Whitewashed rubble farmhouse wth slate roofs and stone end chimney stacks; renewed leaded casement glazing. The earlier part is uphill with 3-windows to the present, east facing, front and an added gabled porch. The impressive later phase is a tall 2-storey and attic block with a massive stair projection and a pair of diagonally set chimney stacks to the downhill gable end; renewed 4-light windows to the principal rooms. Blocked doorway.

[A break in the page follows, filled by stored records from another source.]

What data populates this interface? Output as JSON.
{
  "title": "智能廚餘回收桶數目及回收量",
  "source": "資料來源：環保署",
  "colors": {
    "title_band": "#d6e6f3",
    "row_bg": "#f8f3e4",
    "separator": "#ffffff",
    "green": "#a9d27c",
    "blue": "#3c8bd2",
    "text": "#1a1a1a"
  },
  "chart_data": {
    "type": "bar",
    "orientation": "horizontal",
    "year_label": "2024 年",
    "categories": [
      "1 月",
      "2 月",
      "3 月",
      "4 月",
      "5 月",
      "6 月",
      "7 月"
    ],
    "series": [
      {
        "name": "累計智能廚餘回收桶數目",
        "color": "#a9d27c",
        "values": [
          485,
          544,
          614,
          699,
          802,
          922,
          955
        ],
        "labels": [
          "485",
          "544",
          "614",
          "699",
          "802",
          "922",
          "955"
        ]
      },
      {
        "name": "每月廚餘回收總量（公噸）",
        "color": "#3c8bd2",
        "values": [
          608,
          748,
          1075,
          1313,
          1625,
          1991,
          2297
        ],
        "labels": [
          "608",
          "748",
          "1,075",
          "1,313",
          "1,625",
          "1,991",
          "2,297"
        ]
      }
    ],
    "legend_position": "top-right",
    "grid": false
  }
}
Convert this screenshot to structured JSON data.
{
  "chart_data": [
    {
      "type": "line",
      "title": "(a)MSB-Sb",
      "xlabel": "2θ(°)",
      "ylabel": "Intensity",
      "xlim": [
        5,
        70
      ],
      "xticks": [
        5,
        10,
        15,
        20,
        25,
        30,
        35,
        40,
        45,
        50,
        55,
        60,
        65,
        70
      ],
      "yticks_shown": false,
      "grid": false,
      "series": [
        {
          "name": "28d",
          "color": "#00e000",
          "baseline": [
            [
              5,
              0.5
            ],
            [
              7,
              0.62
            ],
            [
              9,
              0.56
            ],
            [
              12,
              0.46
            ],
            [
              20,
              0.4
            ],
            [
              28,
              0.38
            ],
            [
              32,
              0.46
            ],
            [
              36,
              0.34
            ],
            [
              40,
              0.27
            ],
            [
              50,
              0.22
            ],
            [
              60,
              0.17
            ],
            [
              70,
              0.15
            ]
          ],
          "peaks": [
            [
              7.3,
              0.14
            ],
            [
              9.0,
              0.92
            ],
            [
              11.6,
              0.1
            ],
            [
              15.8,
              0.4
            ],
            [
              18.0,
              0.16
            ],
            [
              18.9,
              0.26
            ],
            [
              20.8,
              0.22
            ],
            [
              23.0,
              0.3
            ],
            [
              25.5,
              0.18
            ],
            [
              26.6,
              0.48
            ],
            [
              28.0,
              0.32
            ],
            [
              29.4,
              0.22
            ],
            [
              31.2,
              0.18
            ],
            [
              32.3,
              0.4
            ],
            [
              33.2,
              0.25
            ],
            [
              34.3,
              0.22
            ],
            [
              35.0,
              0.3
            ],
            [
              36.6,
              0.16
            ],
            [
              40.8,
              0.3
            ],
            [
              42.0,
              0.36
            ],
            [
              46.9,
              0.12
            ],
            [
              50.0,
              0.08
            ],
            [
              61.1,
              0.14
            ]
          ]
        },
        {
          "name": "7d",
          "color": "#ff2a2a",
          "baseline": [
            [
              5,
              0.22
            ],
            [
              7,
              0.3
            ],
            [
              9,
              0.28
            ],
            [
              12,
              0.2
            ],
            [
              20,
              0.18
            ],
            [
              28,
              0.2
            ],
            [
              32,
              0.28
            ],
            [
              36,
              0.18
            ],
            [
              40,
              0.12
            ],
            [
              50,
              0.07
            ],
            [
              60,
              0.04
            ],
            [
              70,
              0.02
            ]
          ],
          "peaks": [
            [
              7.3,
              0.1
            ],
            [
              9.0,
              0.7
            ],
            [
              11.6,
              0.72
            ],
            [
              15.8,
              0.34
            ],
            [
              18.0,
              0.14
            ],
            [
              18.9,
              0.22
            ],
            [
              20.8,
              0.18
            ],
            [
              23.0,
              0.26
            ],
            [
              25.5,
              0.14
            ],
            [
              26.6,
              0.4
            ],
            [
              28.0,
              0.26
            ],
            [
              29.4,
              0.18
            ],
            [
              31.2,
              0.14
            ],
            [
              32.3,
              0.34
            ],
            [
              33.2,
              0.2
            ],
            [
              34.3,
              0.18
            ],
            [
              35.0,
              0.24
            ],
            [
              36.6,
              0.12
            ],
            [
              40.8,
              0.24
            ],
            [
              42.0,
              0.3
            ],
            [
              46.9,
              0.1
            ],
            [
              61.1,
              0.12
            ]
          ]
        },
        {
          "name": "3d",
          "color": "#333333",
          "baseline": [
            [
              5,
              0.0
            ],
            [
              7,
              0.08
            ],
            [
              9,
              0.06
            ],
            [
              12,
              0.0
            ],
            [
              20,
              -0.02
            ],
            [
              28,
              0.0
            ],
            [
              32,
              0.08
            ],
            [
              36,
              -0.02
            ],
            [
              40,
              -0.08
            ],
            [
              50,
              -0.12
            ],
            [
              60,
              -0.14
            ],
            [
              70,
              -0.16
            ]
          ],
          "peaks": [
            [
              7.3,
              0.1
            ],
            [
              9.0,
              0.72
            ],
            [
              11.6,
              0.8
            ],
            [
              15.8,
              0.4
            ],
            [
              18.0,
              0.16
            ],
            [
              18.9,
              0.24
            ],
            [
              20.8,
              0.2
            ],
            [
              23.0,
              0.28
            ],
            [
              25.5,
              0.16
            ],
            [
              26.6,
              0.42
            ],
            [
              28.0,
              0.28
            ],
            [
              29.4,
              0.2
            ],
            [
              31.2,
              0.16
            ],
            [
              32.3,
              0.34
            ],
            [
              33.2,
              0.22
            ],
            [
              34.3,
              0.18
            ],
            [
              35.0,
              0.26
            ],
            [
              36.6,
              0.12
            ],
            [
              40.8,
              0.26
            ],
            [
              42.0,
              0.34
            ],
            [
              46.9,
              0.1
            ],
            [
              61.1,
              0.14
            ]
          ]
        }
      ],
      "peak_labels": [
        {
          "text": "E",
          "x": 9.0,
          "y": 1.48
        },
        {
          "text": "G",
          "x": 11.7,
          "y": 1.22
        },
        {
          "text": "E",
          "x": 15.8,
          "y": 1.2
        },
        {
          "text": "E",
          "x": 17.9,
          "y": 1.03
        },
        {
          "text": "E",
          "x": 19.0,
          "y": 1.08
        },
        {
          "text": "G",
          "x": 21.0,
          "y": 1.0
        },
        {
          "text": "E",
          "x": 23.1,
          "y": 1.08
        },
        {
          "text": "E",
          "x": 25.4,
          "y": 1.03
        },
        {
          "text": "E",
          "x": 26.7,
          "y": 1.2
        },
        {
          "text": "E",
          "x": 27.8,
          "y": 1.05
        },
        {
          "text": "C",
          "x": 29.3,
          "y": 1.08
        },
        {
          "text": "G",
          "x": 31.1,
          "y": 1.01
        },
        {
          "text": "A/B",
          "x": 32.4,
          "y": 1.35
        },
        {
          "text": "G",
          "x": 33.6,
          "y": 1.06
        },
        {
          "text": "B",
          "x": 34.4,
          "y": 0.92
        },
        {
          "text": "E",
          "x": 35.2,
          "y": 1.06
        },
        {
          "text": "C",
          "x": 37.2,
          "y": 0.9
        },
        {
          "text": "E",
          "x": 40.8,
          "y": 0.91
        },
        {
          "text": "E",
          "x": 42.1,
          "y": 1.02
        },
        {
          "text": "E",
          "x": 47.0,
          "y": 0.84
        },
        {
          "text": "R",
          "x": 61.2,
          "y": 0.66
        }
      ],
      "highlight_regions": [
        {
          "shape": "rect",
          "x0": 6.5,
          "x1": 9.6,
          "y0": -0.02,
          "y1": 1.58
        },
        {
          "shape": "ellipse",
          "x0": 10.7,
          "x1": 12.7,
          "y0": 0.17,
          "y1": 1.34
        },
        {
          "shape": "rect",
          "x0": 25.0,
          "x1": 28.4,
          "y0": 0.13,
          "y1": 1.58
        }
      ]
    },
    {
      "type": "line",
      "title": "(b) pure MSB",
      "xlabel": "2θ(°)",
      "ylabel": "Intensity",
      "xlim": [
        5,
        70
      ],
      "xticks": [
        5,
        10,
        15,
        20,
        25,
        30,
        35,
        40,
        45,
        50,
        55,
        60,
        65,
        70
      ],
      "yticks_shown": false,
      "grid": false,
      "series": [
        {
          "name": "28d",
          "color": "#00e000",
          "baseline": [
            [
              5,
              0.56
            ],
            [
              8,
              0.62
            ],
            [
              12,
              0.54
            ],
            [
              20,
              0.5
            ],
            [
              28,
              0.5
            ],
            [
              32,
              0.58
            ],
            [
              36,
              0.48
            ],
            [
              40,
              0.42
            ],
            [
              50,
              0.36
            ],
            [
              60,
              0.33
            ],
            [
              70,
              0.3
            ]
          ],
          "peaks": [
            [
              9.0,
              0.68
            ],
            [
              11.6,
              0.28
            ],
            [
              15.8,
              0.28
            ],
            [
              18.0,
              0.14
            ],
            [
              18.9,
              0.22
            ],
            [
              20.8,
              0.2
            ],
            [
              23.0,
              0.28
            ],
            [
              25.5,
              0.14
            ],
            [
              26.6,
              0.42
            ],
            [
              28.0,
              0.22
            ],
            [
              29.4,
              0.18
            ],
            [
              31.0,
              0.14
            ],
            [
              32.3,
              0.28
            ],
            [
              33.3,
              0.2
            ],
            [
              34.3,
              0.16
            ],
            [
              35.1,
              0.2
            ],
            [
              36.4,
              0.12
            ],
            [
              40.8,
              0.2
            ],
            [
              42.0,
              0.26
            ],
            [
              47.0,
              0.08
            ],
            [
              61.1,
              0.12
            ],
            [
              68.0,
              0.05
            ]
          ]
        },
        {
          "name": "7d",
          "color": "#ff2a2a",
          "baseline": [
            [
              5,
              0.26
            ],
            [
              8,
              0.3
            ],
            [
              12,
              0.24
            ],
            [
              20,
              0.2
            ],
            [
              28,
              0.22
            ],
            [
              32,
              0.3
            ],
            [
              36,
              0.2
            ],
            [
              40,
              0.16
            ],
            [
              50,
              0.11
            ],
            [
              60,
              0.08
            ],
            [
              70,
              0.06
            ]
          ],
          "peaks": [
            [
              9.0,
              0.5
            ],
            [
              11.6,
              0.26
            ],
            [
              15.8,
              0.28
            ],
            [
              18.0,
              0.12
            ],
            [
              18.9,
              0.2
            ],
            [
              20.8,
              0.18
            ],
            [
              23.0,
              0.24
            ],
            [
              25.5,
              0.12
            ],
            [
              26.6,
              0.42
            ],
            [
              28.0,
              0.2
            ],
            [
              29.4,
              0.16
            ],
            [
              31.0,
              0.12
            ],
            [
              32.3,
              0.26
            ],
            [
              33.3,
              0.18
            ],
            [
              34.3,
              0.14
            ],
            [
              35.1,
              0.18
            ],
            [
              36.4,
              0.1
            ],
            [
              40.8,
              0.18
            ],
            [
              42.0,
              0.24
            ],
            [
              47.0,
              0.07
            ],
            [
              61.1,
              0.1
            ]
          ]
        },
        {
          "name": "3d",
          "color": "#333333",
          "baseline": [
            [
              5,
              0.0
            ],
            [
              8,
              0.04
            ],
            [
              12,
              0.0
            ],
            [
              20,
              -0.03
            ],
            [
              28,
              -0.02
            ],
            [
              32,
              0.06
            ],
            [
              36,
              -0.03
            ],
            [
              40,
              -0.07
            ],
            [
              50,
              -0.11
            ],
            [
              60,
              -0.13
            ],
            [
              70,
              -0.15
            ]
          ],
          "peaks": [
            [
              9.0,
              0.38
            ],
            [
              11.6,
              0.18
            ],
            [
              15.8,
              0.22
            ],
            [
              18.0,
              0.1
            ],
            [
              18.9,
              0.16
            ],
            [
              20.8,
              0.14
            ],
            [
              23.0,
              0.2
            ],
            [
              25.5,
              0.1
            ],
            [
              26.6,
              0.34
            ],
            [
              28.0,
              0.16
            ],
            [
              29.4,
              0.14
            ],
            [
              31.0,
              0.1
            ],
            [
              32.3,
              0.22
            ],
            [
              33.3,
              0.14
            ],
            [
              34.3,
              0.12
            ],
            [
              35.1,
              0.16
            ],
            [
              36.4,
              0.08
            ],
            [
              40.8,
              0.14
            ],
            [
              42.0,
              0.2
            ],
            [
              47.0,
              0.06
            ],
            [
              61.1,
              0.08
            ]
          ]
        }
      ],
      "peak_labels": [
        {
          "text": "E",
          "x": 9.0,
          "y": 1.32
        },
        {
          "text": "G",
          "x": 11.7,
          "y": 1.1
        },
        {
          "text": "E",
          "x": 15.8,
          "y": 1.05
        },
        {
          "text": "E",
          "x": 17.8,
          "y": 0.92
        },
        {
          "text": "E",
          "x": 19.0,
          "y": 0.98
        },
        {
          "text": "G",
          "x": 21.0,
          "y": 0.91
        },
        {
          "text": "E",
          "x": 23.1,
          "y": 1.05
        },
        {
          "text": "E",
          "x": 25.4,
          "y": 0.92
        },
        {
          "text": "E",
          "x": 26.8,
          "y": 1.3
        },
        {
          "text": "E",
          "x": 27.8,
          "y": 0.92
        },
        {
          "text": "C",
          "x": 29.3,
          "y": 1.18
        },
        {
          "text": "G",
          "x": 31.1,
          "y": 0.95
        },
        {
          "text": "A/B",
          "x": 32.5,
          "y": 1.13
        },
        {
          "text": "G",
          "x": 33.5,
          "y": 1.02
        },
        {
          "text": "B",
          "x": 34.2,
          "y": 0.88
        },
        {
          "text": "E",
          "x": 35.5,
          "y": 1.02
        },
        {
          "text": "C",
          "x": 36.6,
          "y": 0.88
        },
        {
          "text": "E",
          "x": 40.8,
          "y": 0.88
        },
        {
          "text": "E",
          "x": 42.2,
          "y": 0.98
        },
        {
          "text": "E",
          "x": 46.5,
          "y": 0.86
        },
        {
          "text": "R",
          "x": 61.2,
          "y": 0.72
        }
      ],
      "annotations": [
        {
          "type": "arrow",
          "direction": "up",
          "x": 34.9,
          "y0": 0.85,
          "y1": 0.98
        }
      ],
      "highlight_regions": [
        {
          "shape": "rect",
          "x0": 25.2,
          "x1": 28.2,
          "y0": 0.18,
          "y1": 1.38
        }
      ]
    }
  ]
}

The best-preserved part of the house is the C17 addition which fits into what Fox and Raglan describe as the 'Reserved Chamfer Phase'. Fine stone fireplace to former hall with stop-chamfered jambs and split lintel; another fireplace retains the adjacent spice cupboard. Sunk-chamfered and Wern Hir stopped ceiling beams and, unusually, diagonally set cross beams to former cross passage; screens partition now removed. The staircase tower contains an imposing square stairwell with stone flights up to the Great Chamber and down to the cellar; the existence of a stone staircase would seem to place the enlargement earlier in the C17 rather than later when oak staircases were more usual in houses of this type. The stair tower has a deeply splayed recess to former window and another deeply splayed lancet at the base, now lighting a bathroom. A secondary staircase leads up from the Great Chamber to the attic. The finest surviving features of the interior are the surviving ornate doorheads with ogee and double roll-mouldings; one of these is to the Great Chamber but the other is unusually in the attic and apparently in-situ. The C17 roof is of 3-bays with pegged A-frame trusses with tenoned collars and two tiers of trenched purlins; one attic window has a reeded surround to splay. The early part has upper-cruck trusses but is otherwise largely altered.
Listed as a fine example of a sub-medieval regional house.